Skipper David Weir claims Rangers do not have a discipline problem as they tried to put their explosive Scottish Cup exit to Celtic behind them with a win over St Mirren.

Skipper David Weir claims Rangers do not have a discipline problem as they tried to put their explosive Scottish Cup exit to Celtic behind them with a win over St Mirren.

The Scottish champions headed into Sunday’s Clydesdale Bank Premier League clash in Paisley with the events at Parkhead on Wednesday night still dominating the headlines.

Steven Whittaker, Madjid Bougherra and El-Hadji Diouf were all shown red cards, while assistant manager Ally McCoist clashed angrily with Celtic boss Neil Lennon after the final whistle.

Walter Smith admitted he was disappointed with the reaction of some of his players and Bougherra has vowed to apologise to referee Calum Murray for his own behaviour.

But, as far as Weir is concerned, there should be no concerns overall about Rangers’ discipline, as he believes they have demonstrated in recent seasons.

He said: “I disagree with people questioning our discipline. I don’t think there is a problem.

“Anything that happened the other night, was all debatable. You could argue either way on any of the decisions.

“So if you want to say our discipline is a problem then look over the course of the last few seasons since the gaffer has been back here and it’s never been an issue. I don’t see it being an issue now.”

Weir added: “Ultimately if you lose any game you’ve got to look at yourself.

“You’ve got to think of what you could have done better individually and as a team. But there were no special meetings or recriminations. There is just a constant desire to try to get better.”
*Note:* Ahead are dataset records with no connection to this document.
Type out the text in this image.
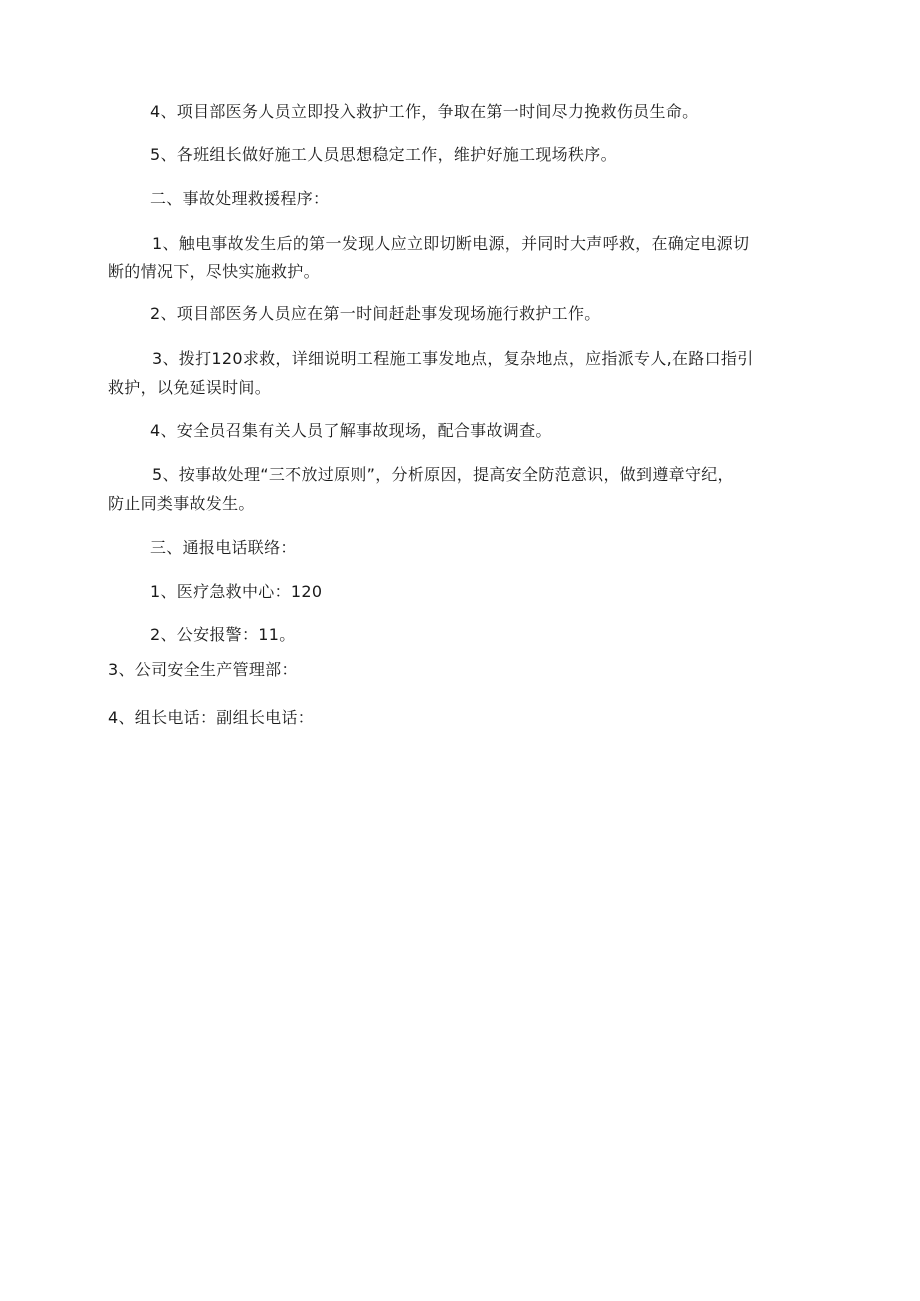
4、项目部医务人员立即投入救护工作，争取在第一时间尽力挽救伤员生命。
5、各班组长做好施工人员思想稳定工作，维护好施工现场秩序。
二、事故处理救援程序：
1、触电事故发生后的第一发现人应立即切断电源，并同时大声呼救，在确定电源切
断的情况下，尽快实施救护。
2、项目部医务人员应在第一时间赶赴事发现场施行救护工作。
3、拨打120求救，详细说明工程施工事发地点，复杂地点，应指派专人,在路口指引
救护，以免延误时间。
4、安全员召集有关人员了解事故现场，配合事故调查。
5、按事故处理“三不放过原则”，分析原因，提高安全防范意识，做到遵章守纪，
防止同类事故发生。
三、通报电话联络：
1、医疗急救中心：120
2、公安报警：11。
3、公司安全生产管理部：
4、组长电话：副组长电话：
Weir also insists there was no problem focusing their attention on the Saints game in the wake of the Old Firm derby, as Kyle Bartley grabbed the decisive goal.

He said: “That game is gone. As players you are ultimately disappointed to lose the game. That’s the bottom line.

“The other sort of nonsense that goes with it is irrelevant. You try and win the game and, when you don’t, you look at what you might have done better and move on.

“If you lose an Old Firm game you are disappointed, but the only way you can respond is on the pitch. I don’t think it’s rocket science.

“Everybody feels the same, you are disappointed afterwards. The only way you can respond is by winning games and that’s what we’ve done.”

Saints are not yet safe from the threat of relegation but manager Danny Lennon is confident about their survival hopes.

He said: “If we can continue to play like that from now until the end of the season then I think we will be okay.”